All Alone In The Office
Team Role Theory, as defined by Dr R. Meredith Belbin from his research at Henley Management College, explains the individual’s tendency to behave, contribute and interrelate with others in a particular way. We all have certain strengths and weaknesses, but get the right group of people together with the right mix of strengths and the weaknesses can be managed.
What sort of person are you? Belbin breaks down the roles in the workplace thus: firstly, regarding doing/acting.
Are you a shaper? A person with lots of energy and action, the one who always challenges the rest of the team to move forward? You’d be an asset but occasionally you can be a tad insensitive.
Or maybe you’re an Implementer? You’ll be a well-organised, predictable person who takes basic ideas and makes them work in practice. The downside? You can be slow.
Perhaps, like me, you’re a Completer/Finisher – someone who reliably sees things through to the end, ironing out the wrinkles and ensuring everything works well. The downside to this is that you’ll have a tendency not to trust others and worry too much.
Secondly, in the area of thinking/problem-solving, which category do you see yourself slotting into? A Plant solves difficult problems with original and creative ideas though s/he can be a poor communicator and may ignore the detail.
A Monitor sees the big picture. S/he thinks carefully and accurately about things but may lack the energy to inspire others.
A Specialist has expert knowledge they can apply to key areas but a tendency to ignore other areas outside their expertise that might be just as important to developing the project.
Finally, Belbin deals with People and Feelings. Team workers care for individuals and the team. They’re good listeners always striving to resolve social problems. However they often find making difficult decisions problematic.
The Co-ordinator is a respected leader, helping the rest of the team to focus on the task. They can be seen as excessively controlling, though.
And then there’s the Resource/Investigator. A great networker, who explores new ideas energetically. The downside is that this person can be optimistic and lose energy after the first initial bout of enthusiasm.
Teams in the workplace work best when there is a balance of roles and when team members both know what their roles are and stick to them. To achieve the best balance there should be:
One Co-Ordinator or Shaper (not both) for leader
A Plant to Stimulate Ideas
A Monitor/evaluator to maintain honesty and clarity
One or more Implementer, Team Worker, Resource investigator or Completer/finisher to make things happen.
Okay, so far so good. Seven people, each fixed in their role and comfortable with it.
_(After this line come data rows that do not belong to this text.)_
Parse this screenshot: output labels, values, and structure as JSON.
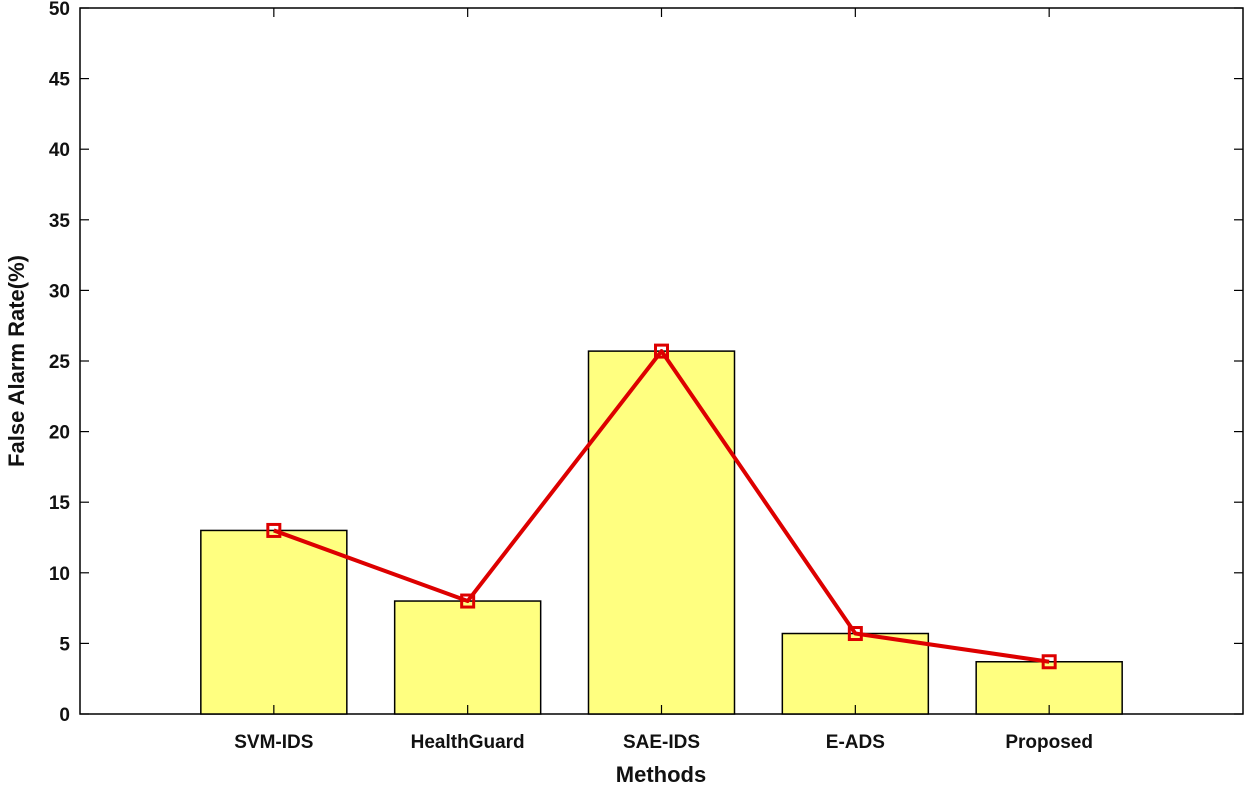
{
  "chart_data": {
    "type": "bar",
    "categories": [
      "SVM-IDS",
      "HealthGuard",
      "SAE-IDS",
      "E-ADS",
      "Proposed"
    ],
    "values": [
      13.0,
      8.0,
      25.7,
      5.7,
      3.7
    ],
    "line_values": [
      13.0,
      8.0,
      25.7,
      5.7,
      3.7
    ],
    "xlabel": "Methods",
    "ylabel": "False Alarm Rate(%)",
    "ylim": [
      0,
      50
    ],
    "yticks": [
      0,
      5,
      10,
      15,
      20,
      25,
      30,
      35,
      40,
      45,
      50
    ],
    "grid": false,
    "colors": {
      "bar_fill": "#ffff80",
      "bar_stroke": "#000000",
      "line": "#dd0000",
      "marker": "#dd0000"
    }
  }
}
What a brilliant team! But what happens when you aren’t part of a team and you work at home, alone, at a computer screen, attempting to write your novel, short story or screenplay?
If it’s not working for you right now, maybe it’s time to figure out your own role and invite a few, new imaginary friends on board to even out the lumps and make progress towards your goal of publication.
Like I said. I’m a Completer/Finisher. So much so that I’ll flog away at an idea and write the story even if a little bit of me tells me it’s a rubbish one. I could do with a Plant on board to stop me getting bogged down in the detail and add a bit of sparkle to my writing. And I definitely need a Shaper for those Monday mornings where bed seems infinitely preferable to getting up and hammering out a new idea.
What about you? What gets in the way of your writing? Are you a Specialist who spends too much time on research only to find that your energy for actually writing the story has all fizzled out? An evaluator, constantly editing and re-editing the same 500 words and never moving forward? A predictable Implementer, who needs a shot in the arm to spice up their story now and then or, like a Plant, full of great ideas but with a limited amount of staying power.
You have to write your story by yourself and there’s no one in the office to bolster up your sagging bits. But maybe if you’re aware of the characteristics you lack you can say a little prayer to your Muse and ask for a few more members to join your team. Only if they complement your strengths though.